It’s only his second campaign for president but Mitt Romney seems to have been running forever, like that battery-powered toy in the classic commercial, always in motion but never in a straight line.
In a Republican field where too little name recognition is a problem for most candidates, Romney has too much. In 2008, he changed positions on issues as often as shirts and is starting now with a campaign tome titled “No Apologies,” but the dazed voter is likely to be sorting through a laundry list and asking for which?
He looks and sounds right for the White House, his resume is fine (successful business man, governor of a large state) but “Empty Suit” seems to be stamped on his forehead. Among has-beens, never-weres and who-knows-whats, he is the default GOP candidate, reflected by his 17 percent as frontrunner in a motley field.
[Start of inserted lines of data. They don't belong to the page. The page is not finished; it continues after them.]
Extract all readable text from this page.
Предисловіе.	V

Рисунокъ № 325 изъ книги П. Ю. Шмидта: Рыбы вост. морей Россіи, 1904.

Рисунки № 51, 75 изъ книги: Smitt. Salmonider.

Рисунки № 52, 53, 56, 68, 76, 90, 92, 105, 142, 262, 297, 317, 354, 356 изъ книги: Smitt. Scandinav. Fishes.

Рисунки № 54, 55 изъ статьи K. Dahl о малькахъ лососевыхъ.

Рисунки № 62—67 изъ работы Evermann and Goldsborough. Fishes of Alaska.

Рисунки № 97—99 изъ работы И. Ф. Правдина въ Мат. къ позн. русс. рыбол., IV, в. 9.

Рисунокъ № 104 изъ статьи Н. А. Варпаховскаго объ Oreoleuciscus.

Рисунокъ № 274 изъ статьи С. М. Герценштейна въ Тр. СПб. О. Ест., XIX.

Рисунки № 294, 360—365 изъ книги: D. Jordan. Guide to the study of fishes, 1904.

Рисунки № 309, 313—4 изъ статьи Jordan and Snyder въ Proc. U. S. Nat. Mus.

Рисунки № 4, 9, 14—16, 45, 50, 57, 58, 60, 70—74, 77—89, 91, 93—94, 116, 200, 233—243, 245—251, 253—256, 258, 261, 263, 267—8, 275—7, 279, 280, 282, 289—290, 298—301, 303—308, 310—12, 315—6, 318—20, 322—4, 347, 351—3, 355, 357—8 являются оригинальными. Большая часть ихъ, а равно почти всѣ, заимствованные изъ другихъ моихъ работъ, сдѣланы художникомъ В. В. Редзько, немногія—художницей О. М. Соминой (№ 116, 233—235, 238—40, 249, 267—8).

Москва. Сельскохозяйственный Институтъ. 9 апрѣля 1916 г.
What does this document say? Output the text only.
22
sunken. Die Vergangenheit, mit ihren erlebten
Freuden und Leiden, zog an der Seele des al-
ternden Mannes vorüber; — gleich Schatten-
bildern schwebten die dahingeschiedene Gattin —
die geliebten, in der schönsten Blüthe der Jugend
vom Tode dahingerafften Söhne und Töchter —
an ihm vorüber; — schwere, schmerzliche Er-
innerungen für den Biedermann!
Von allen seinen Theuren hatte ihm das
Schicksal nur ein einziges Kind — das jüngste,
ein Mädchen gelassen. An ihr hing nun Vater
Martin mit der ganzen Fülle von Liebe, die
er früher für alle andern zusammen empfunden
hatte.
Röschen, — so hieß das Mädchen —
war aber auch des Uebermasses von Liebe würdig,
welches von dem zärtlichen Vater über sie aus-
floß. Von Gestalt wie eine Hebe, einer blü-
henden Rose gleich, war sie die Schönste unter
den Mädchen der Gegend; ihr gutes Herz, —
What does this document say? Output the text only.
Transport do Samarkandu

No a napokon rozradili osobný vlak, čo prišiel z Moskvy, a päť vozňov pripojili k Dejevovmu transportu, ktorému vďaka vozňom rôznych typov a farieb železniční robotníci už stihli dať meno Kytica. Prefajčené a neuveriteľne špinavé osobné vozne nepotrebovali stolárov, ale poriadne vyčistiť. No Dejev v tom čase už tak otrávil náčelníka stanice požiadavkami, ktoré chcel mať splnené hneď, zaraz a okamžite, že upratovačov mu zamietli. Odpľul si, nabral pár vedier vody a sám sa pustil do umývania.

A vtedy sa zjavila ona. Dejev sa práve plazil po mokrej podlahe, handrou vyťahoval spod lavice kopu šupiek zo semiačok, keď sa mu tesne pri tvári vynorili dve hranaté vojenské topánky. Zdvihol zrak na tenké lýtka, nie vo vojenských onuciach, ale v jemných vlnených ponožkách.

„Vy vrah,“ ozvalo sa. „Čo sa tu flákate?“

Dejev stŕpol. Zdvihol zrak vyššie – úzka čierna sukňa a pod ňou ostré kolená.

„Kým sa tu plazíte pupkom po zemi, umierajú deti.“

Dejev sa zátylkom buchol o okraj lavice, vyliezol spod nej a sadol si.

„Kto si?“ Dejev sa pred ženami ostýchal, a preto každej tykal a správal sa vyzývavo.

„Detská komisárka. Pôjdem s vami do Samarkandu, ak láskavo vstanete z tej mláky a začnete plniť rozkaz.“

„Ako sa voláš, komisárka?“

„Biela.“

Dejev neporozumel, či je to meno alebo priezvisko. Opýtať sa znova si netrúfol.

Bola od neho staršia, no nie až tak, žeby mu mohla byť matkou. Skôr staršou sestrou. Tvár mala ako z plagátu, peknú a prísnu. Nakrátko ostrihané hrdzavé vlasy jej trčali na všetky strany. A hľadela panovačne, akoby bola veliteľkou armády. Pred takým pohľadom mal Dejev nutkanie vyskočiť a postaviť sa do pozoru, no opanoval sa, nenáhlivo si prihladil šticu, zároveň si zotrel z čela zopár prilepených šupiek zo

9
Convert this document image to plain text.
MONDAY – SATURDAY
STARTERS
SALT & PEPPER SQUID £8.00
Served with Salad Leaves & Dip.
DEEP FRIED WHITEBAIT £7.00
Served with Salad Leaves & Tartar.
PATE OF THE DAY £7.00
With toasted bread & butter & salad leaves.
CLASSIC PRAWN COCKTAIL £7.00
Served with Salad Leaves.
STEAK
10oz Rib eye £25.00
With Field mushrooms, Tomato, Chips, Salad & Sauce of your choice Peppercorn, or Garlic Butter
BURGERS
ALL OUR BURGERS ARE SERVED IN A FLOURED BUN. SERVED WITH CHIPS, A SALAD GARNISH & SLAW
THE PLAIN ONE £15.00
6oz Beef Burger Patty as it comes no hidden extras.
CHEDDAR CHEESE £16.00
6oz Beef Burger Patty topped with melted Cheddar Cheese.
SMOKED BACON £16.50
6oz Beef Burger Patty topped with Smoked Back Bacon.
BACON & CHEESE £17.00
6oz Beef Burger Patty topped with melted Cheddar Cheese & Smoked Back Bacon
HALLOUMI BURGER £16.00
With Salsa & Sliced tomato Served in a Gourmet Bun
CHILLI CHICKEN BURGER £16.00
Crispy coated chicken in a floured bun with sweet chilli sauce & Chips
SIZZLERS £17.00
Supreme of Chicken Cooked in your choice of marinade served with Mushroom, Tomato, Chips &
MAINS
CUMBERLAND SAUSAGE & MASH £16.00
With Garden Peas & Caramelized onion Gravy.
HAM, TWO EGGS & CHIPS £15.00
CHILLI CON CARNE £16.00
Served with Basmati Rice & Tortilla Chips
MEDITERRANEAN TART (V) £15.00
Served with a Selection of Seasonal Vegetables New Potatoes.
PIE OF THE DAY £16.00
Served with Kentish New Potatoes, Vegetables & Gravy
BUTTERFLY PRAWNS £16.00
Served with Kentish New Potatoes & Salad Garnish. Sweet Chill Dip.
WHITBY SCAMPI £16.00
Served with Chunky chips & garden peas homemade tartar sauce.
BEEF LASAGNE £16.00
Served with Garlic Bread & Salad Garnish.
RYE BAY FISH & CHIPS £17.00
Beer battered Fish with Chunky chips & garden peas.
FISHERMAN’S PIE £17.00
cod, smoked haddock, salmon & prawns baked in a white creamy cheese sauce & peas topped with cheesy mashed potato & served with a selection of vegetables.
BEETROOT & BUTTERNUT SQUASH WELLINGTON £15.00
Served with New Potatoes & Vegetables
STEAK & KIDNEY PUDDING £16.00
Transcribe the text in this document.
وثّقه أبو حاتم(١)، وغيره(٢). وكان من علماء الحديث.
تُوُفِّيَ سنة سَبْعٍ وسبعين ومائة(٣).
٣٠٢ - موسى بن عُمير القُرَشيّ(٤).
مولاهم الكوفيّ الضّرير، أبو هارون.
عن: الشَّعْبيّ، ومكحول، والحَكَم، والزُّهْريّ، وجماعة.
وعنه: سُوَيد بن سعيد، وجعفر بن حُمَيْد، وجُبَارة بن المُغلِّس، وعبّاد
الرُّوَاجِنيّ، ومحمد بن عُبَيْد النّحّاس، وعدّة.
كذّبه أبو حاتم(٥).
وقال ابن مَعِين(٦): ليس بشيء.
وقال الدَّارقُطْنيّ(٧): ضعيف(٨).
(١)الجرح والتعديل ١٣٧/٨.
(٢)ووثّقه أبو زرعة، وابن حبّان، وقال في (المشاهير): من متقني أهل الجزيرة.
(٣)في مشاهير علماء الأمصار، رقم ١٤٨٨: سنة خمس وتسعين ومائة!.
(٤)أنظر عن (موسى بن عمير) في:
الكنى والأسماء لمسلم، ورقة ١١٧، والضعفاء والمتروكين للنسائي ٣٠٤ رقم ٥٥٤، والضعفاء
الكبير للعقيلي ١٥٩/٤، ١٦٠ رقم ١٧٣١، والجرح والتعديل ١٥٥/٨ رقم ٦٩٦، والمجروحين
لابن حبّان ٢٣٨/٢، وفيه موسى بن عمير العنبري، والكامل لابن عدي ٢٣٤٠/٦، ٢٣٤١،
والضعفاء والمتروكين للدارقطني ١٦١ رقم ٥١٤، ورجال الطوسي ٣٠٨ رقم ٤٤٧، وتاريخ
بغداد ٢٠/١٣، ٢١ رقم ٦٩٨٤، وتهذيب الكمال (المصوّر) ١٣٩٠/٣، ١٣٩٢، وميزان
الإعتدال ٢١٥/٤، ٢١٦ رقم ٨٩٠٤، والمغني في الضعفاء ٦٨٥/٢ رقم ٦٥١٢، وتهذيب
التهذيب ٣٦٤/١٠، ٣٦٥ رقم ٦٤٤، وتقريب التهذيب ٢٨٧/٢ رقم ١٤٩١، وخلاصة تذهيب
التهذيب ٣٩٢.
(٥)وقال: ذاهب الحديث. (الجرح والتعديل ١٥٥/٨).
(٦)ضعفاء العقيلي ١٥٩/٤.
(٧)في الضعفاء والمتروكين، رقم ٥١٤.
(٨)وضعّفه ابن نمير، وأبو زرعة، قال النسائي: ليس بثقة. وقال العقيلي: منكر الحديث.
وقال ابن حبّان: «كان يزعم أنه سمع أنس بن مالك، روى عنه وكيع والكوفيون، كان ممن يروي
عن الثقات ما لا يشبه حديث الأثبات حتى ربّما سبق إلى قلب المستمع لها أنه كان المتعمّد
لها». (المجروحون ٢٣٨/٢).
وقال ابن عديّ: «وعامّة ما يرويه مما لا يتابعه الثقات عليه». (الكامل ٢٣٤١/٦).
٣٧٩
As Sarah Palin starts her vanity tour at a Rolling Thunder motorcycle rally, Romney will be making his announcement at a New Hampshire farm, where no one will be mistaking him for Mr. Excitement. At this moment, the two symbolically represent the Republican 2012 dilemma—to go all in for Tea Party loony or try to straddle an unlikely coalition that would attract enough Independents to win.
For the latter role Romney comes with baggage—his Massachusetts forerunner to “Obamacare,” his Mormon faith, his invincible blandness. (In 1948, when he seemed sure to beat Harry Truman, someone labeled Thomas E. Dewey “the little man on the wedding cake” and took him down.)
Beyond that, there may be a problem in Mitt Romney’s genes. In 1968, when his father was the frontrunner for the nomination, a fellow Republican remarked, “"Watching George Romney run for President is like watching a duck try to make love [PG version] to a football."
In a year when Trump and Gingrich have been providing comic relief galore, that may not be fatal. But GOP voters will have to go through a lot before they find themselves exhausted enough to turn to Romney’s straight-man Energizer Bunny act.